■ Mit deutschem Sammeleifer auf du und du: Teures Vergnügen
Berlin (taz) — Die Deutschen sind nicht nur Weltmeister im Sammeln und Sortieren von Verpackungsmüll. Sie leisten sich dafür auch das weltweit teuerste Entsorgungssystem. 4,7 Millionen Tonnen grünbepunktete Abfälle schmissen sie im letzten Jahr in gelbe Tonnen oder Säcke, in Glas- und Papiercontainer. Das bedeutet eine Erfassungsquote von 67,7 Prozent, vermeldete gestern stolz der Chef des Dualen Systems Deutschlands (DSD), Wolfram Brück. Die derzeit geltenden Vorgaben zur Erfassung und Sortierung wurden so erreicht. Bei Aluminium und Plastik muß die Gesellschaft allerdings noch zulegen, wenn sie die neuen ab Juli geltenden Quoten einhalten will.

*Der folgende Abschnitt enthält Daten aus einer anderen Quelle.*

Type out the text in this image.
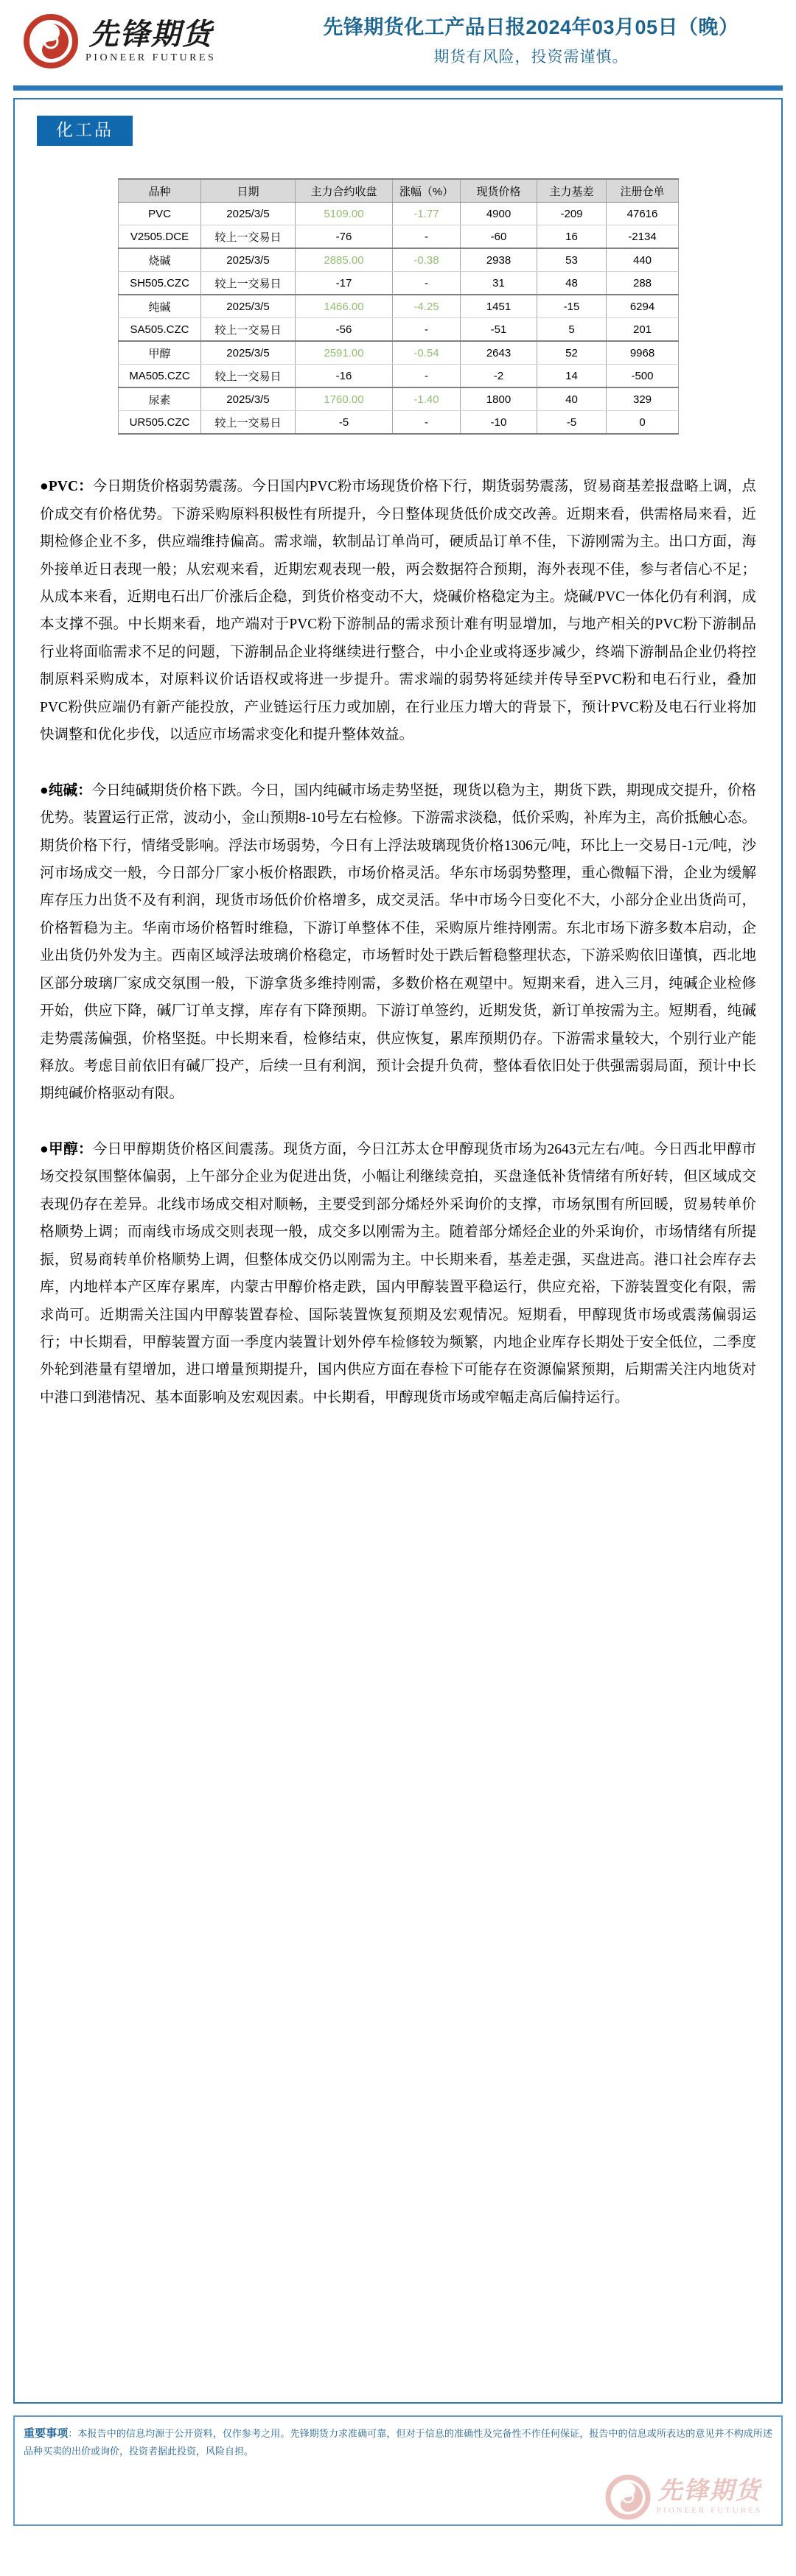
先锋期货
PIONEER FUTURES
先锋期货化工产品日报2024年03月05日（晚）
期货有风险，投资需谨慎。
化工品
品种	日期	主力合约收盘	涨幅（%）	现货价格	主力基差	注册仓单
PVC	2025/3/5	5109.00	-1.77	4900	-209	47616
V2505.DCE	较上一交易日	-76	-	-60	16	-2134
烧碱	2025/3/5	2885.00	-0.38	2938	53	440
SH505.CZC	较上一交易日	-17	-	31	48	288
纯碱	2025/3/5	1466.00	-4.25	1451	-15	6294
SA505.CZC	较上一交易日	-56	-	-51	5	201
甲醇	2025/3/5	2591.00	-0.54	2643	52	9968
MA505.CZC	较上一交易日	-16	-	-2	14	-500
尿素	2025/3/5	1760.00	-1.40	1800	40	329
UR505.CZC	较上一交易日	-5	-	-10	-5	0

●PVC：今日期货价格弱势震荡。今日国内PVC粉市场现货价格下行，期货弱势震荡，贸易商基差报盘略上调，点价成交有价格优势。下游采购原料积极性有所提升，今日整体现货低价成交改善。近期来看，供需格局来看，近期检修企业不多，供应端维持偏高。需求端，软制品订单尚可，硬质品订单不佳，下游刚需为主。出口方面，海外接单近日表现一般；从宏观来看，近期宏观表现一般，两会数据符合预期，海外表现不佳，参与者信心不足；从成本来看，近期电石出厂价涨后企稳，到货价格变动不大，烧碱价格稳定为主。烧碱/PVC一体化仍有利润，成本支撑不强。中长期来看，地产端对于PVC粉下游制品的需求预计难有明显增加，与地产相关的PVC粉下游制品行业将面临需求不足的问题，下游制品企业将继续进行整合，中小企业或将逐步减少，终端下游制品企业仍将控制原料采购成本，对原料议价话语权或将进一步提升。需求端的弱势将延续并传导至PVC粉和电石行业，叠加PVC粉供应端仍有新产能投放，产业链运行压力或加剧，在行业压力增大的背景下，预计PVC粉及电石行业将加快调整和优化步伐，以适应市场需求变化和提升整体效益。

●纯碱：今日纯碱期货价格下跌。今日，国内纯碱市场走势坚挺，现货以稳为主，期货下跌，期现成交提升，价格优势。装置运行正常，波动小，金山预期8-10号左右检修。下游需求淡稳，低价采购，补库为主，高价抵触心态。期货价格下行，情绪受影响。浮法市场弱势，今日有上浮法玻璃现货价格1306元/吨，环比上一交易日-1元/吨，沙河市场成交一般，今日部分厂家小板价格跟跌，市场价格灵活。华东市场弱势整理，重心微幅下滑，企业为缓解库存压力出货不及有利润，现货市场低价价格增多，成交灵活。华中市场今日变化不大，小部分企业出货尚可，价格暂稳为主。华南市场价格暂时维稳，下游订单整体不佳，采购原片维持刚需。东北市场下游多数本启动，企业出货仍外发为主。西南区域浮法玻璃价格稳定，市场暂时处于跌后暂稳整理状态，下游采购依旧谨慎，西北地区部分玻璃厂家成交氛围一般，下游拿货多维持刚需，多数价格在观望中。短期来看，进入三月，纯碱企业检修开始，供应下降，碱厂订单支撑，库存有下降预期。下游订单签约，近期发货，新订单按需为主。短期看，纯碱走势震荡偏强，价格坚挺。中长期来看，检修结束，供应恢复，累库预期仍存。下游需求量较大，个别行业产能释放。考虑目前依旧有碱厂投产，后续一旦有利润，预计会提升负荷，整体看依旧处于供强需弱局面，预计中长期纯碱价格驱动有限。

●甲醇：今日甲醇期货价格区间震荡。现货方面，今日江苏太仓甲醇现货市场为2643元左右/吨。今日西北甲醇市场交投氛围整体偏弱，上午部分企业为促进出货，小幅让利继续竞拍，买盘逢低补货情绪有所好转，但区域成交表现仍存在差异。北线市场成交相对顺畅，主要受到部分烯烃外采询价的支撑，市场氛围有所回暖，贸易转单价格顺势上调；而南线市场成交则表现一般，成交多以刚需为主。随着部分烯烃企业的外采询价，市场情绪有所提振，贸易商转单价格顺势上调，但整体成交仍以刚需为主。中长期来看，基差走强，买盘进高。港口社会库存去库，内地样本产区库存累库，内蒙古甲醇价格走跌，国内甲醇装置平稳运行，供应充裕，下游装置变化有限，需求尚可。近期需关注国内甲醇装置春检、国际装置恢复预期及宏观情况。短期看，甲醇现货市场或震荡偏弱运行；中长期看，甲醇装置方面一季度内装置计划外停车检修较为频繁，内地企业库存长期处于安全低位，二季度外轮到港量有望增加，进口增量预期提升，国内供应方面在春检下可能存在资源偏紧预期，后期需关注内地货对中港口到港情况、基本面影响及宏观因素。中长期看，甲醇现货市场或窄幅走高后偏持运行。

重要事项：本报告中的信息均源于公开资料，仅作参考之用。先锋期货力求准确可靠，但对于信息的准确性及完备性不作任何保证，报告中的信息或所表达的意见并不构成所述品种买卖的出价或询价，投资者据此投资，风险自担。
先锋期货
PIONEER FUTURES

Lohnt sich der Aufwand, der die VerbraucherInnen immerhin vier Milliarden Mark im Jahr kostet? Schon bevor es das DSD gab, wurden über drei Millionen Tonnen Sekundärrohstoffe in bundesdeutschen Haushalten gesammelt. Nicht nur Zeitungen und Zeitschriften, sondern auch etwa die Hälfte der heutigen Verpackungsmengen wurden so schon vor der Verordnung erfaßt. „Bei 40 Millionen Tonnen Siedlungsabfall, die jedes Jahr in Deutschland auf den Deponien landen, schafft das DSD somit nur eine Entlastung von etwa fünf Prozent“, konstatiert Agnes Bünemann vom Forschungsinstitut Cyclos.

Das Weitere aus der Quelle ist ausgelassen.